Юноша растерянно заморгал.
— Но я чувствую… этот гнет… мой проклятый дар…
Кулл печально покачал головой.
— Это бремя ты сам взвалил на себя, друг мой. Никакого проклятия не существует. Ты был тем, кем ты был, — отважным, благородным человеком. Таким мы запомним тебя навсегда!
Губы Мантиса дрогнули и неожиданно растянулись в улыбке.
— Как хорошо… Свет…
Пальцы его внезапно обмякли в руке Кулла.
— Нет! — вскричал атлант. — Нет!
Он вскочил, чувствуя, как вместе с жизнью, покидающей тело его друга, что-то рвется в его собственной душе… Нечто важное уходит… уходит навсегда, оставляя позади себя холодную пустоту…
И нечто чуждое с жадностью пожирало его горечь и боль…
— Нет! — в ярости выкрикнул атлант, хватаясь за меч. — Меня ты не получишь!
Мгновенно ледяная бездна отступила, и странное ощущение исчезло.
И все же по-прежнему Кулл чувствовал, что нечто ужасное таится внутри зиккурата, в любой миг готовое впитать в себя его страх и отчаяние…
— Я отправлю тебя в преисподнюю! — прорычал он, обращаясь в пустоту. — Берегись! Я приду за тобой, подлая тварь!
Затем он вновь опустился на колени рядом с неподвижным телом Мантиса и, помедлив мгновение, протянул руку, опустив веки юноши.
Внезапно синеватый свет заполнил комнату.
Синеватый свет.
Растерянно заморгав, атлант поднял глаза и увидел все то же загадочное создание, не мужчину и не женщину, ставшую для него за эти годы воплощением таинственной Судьбы.
— Валка и Хотат!
— Ты сам творишь свою судьбу, Кулл.
— Во имя всех богов, что…
— Не взывай ни к кому, кроме себя самого. Не ищи никого, кроме себя. Не останавливай ту силу, что толкает тебя вперед. Ты сам правишь своей судьбой, Кулл, сын Атлантиды.
Кулл откинулся назад, не поднимаясь с колен, и сейчас в душе его вспыхнул гнев: ибо это предсказание означало для него судьбу, полную
крови и колдовства, ужасающего одиночества и без малейшей награды в конце пути.

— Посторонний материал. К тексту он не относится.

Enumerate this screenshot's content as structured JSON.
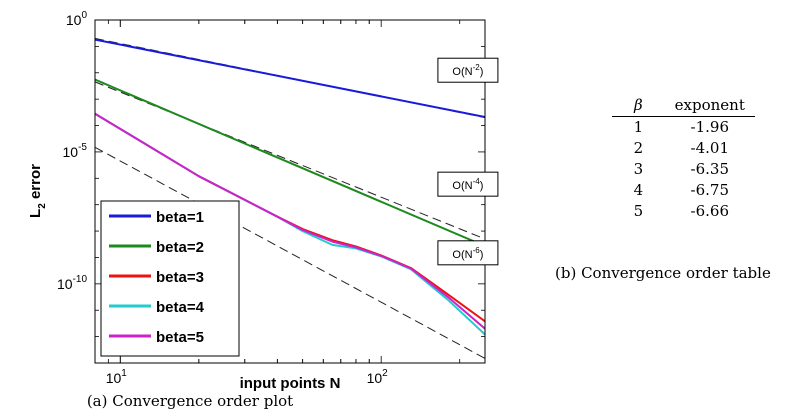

— Во имя Валки! — выкрикнул он. — Скажи мне, кто ты такой и почему преследуешь меня?
— Ты сам выбираешь себе дорогу, как и она выбирает тебя. Ты сам — собственный путь, Кулл, сын Атлантиды. Ты — и выбор пути.
— Скажи мне, кто!..
Синеватое сияние внезапно вспыхнуло еще ярче, и Куллу пришлось отвести глаза. Он смолк, ощущая нечеловеческую усталость. Гнев и чувство утраты одолевали его. Безмолвно и безучастно слушал он слова пророчества, но думал лишь об одном: «Почему я должен был узнать все это? Большинство людей умирают в блаженном неведении, и потому до последнего часа могут сохранить надежду».
— Ты сам — собственная судьба, Кулл, сын Атлантиды. Ты вложил в свой клинок свою силу и душу, но у тебя есть нечто большее. Ты — это ты сам, не проклинай богов за тот путь, который выбрал для себя, сын Атлантиды. Ты ступил на него очень давно и никогда не сойдешь с этого пути.
Синеватый свет исчез, и Кулл остался один в полутемной комнате, где на постели лежал труп его друга, освещенный тусклым светом единственного факела.
— О, боги! Боги! А ведь, кажется, Соран говорил ему: «Я устал всегда оказываться тем, кто остался в живых…»
— Не проклинай богов за тот путь, что ты выбрал для себя, сын Атлантиды!..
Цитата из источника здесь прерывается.